I seem to be most aware of this problem — the most able to see through my fog of denial — when I’m poised at a watershed moment in my life. Those are the moments when you can clearly see two very different paths and you know that one simple decision will set in motion a chain of events that will leave you in one of two entirely different places. (To oversimplify it, the term comes from the point in terrain where the water on land flows one way here and in an entirely different direction starting a few inches away.)
When I’m at my most unhealthy, I can’t even look at the things about which I’m in denial. But when I’m at one of those moments when things could go one of two (or more) different ways, I start seeing clearly which things will change depending on which way I go. In a way that’s hard to explain, I’m at one of those moments lately.
I turn to denial when things hurt me the most. It’s easy to face reality about things that don’t hurt. But some things take a long time to accept, because they cut to the core of our emotional needs.

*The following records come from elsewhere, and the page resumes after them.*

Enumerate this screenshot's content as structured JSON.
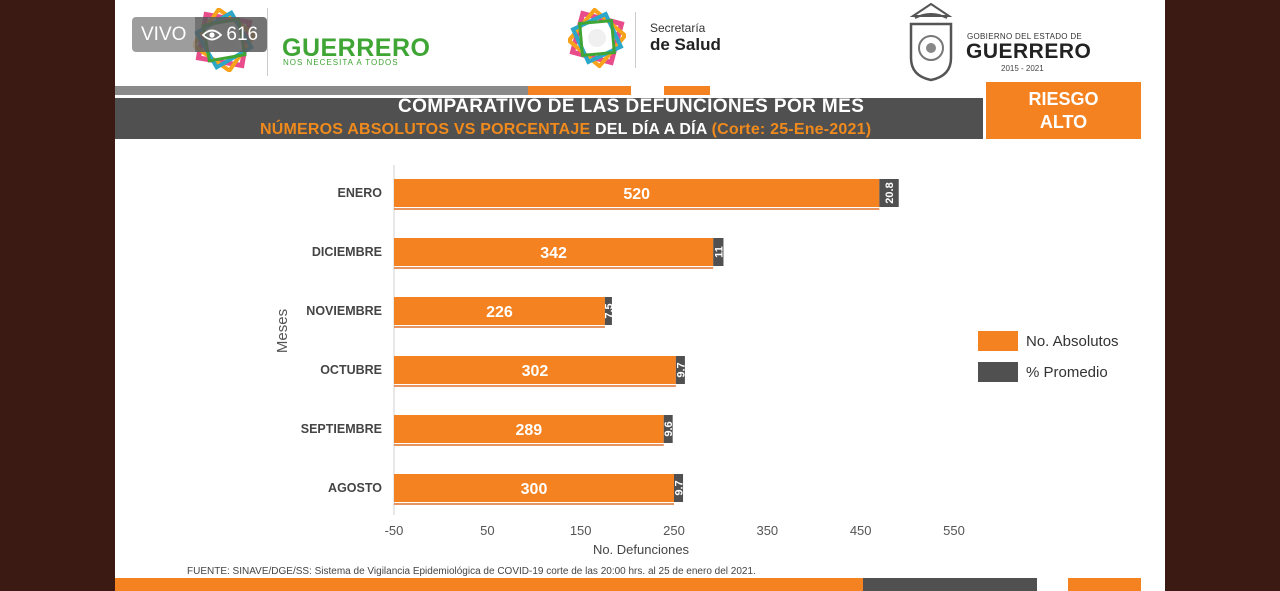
{
  "live_badge": {
    "label": "VIVO",
    "viewers": "616"
  },
  "header": {
    "guerrero_logo": {
      "name": "GUERRERO",
      "tagline": "NOS NECESITA A TODOS"
    },
    "secretaria": {
      "line1": "Secretaría",
      "line2": "de Salud"
    },
    "gobierno": {
      "line1": "GOBIERNO DEL ESTADO DE",
      "line2": "GUERRERO",
      "years": "2015 - 2021"
    }
  },
  "title": {
    "line1": "COMPARATIVO DE LAS DEFUNCIONES POR MES",
    "line2_part1": "NÚMEROS ABSOLUTOS VS PORCENTAJE",
    "line2_part2": " DEL DÍA A DÍA ",
    "line2_part3": "(Corte: 25-Ene-2021)"
  },
  "risk_badge": {
    "line1": "RIESGO",
    "line2": "ALTO"
  },
  "legend": {
    "absolute": "No. Absolutos",
    "percent": "% Promedio"
  },
  "colors": {
    "orange": "#f58220",
    "dark": "#505050",
    "green": "#3fa535"
  },
  "source": "FUENTE: SINAVE/DGE/SS: Sistema de Vigilancia Epidemiológica de COVID-19 corte de las 20:00 hrs. al 25 de  enero del 2021.",
  "chart_data": {
    "type": "bar",
    "orientation": "horizontal",
    "stacked": true,
    "title": "COMPARATIVO DE LAS DEFUNCIONES POR MES",
    "xlabel": "No. Defunciones",
    "ylabel": "Meses",
    "xlim": [
      -50,
      550
    ],
    "xticks": [
      "-50",
      "50",
      "150",
      "250",
      "350",
      "450",
      "550"
    ],
    "categories": [
      "ENERO",
      "DICIEMBRE",
      "NOVIEMBRE",
      "OCTUBRE",
      "SEPTIEMBRE",
      "AGOSTO"
    ],
    "series": [
      {
        "name": "No. Absolutos",
        "values": [
          520,
          342,
          226,
          302,
          289,
          300
        ],
        "labels": [
          "520",
          "342",
          "226",
          "302",
          "289",
          "300"
        ]
      },
      {
        "name": "% Promedio",
        "values": [
          20.8,
          11,
          7.5,
          9.7,
          9.6,
          9.7
        ],
        "labels": [
          "20.8",
          "11",
          "7.5",
          "9.7",
          "9.6",
          "9.7"
        ]
      }
    ],
    "legend_position": "right",
    "grid": false
  }
}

It hurts to accept that someone you want to love will never change and become emotionally healthy enough to be in your life.
It hurts to accept that someone you love will never love you enough to choose you.
It hurts to accept that you will never be good enough or successful enough or talented enough for everyone to love you.
It hurts to accept that a relationship will never been what you wanted it to be — and others will see you as a failure when you do something about it.
It hurts to accept that you will never be exactly what you hoped to become — that you will never become good enough to win the love of the people you don’t even realizing you’re still trying to win.
The list could go on. The specifics differ for all of us — and how we handle them differs in just as many ways.
Some people turn to alcohol and other recreational drugs. Some people turn to hedonistic forms of sex. Others turn to gambling or a thousand other things. Some people become addicted to making other people believe they’re successful. I turn to the drug called sugar.
The last time I thought I’d found love — about three years ago — I suddenly quit eating badly and I quickly started shedding excess weight. When that ended, the craving returned and the problem returned. Since then, there have been short times when I’ve been able to keep it under control for short periods of time through sheer willpower, but that’s something that will never last.
The only thing that really changes things for me is having the love and emotional security to begin making changes in my life that I know I need to make.
It’s not difficult to know what to do. The process isn’t a secret. It doesn’t require a special diet. But everything — for me, at least — hinges on the elusive elixir called love.
At this particular watershed moment, I could go one of several different directions. One thing that keeps appealing to me is to just delete every public presence I have in the world and to move somewhere far away without explaining where I’m going or why. Another direction is to stay where I am and live a more conventional life long enough to become wealthy — and then decide where to go. There are others. I don’t know what all my options are, but I know something has to change.
When I’m in denial, I allow things to drag along without change. When I allow myself glimpses of the realities I deny, I know that I have to make massive change. That’s why denial is so dangerous to me.
There’s a part of me that likes denial. I can pretend I’m going to have who and what I need. I can pretend that people love me and understand me. I can pretend all sorts of things.
But denial keeps me from changing reality. It’s not healthy. It leads to continued stagnation. It leads to even more hurt when the inevitable tortured hopes end up shattered.
I can’t promise myself that I’ll end the denial right now. I don’t know how to force it. I’ve tried that and it doesn’t work. I just know that I have to step away from it completely if I’m ever to have any of the things I need — and it’s in these moments of painful reality that I have some chance of changing things that need to be changed.
The idea of doing that is scary, though, because it means giving up on people and plans that are still painfully alive and very real in my heart.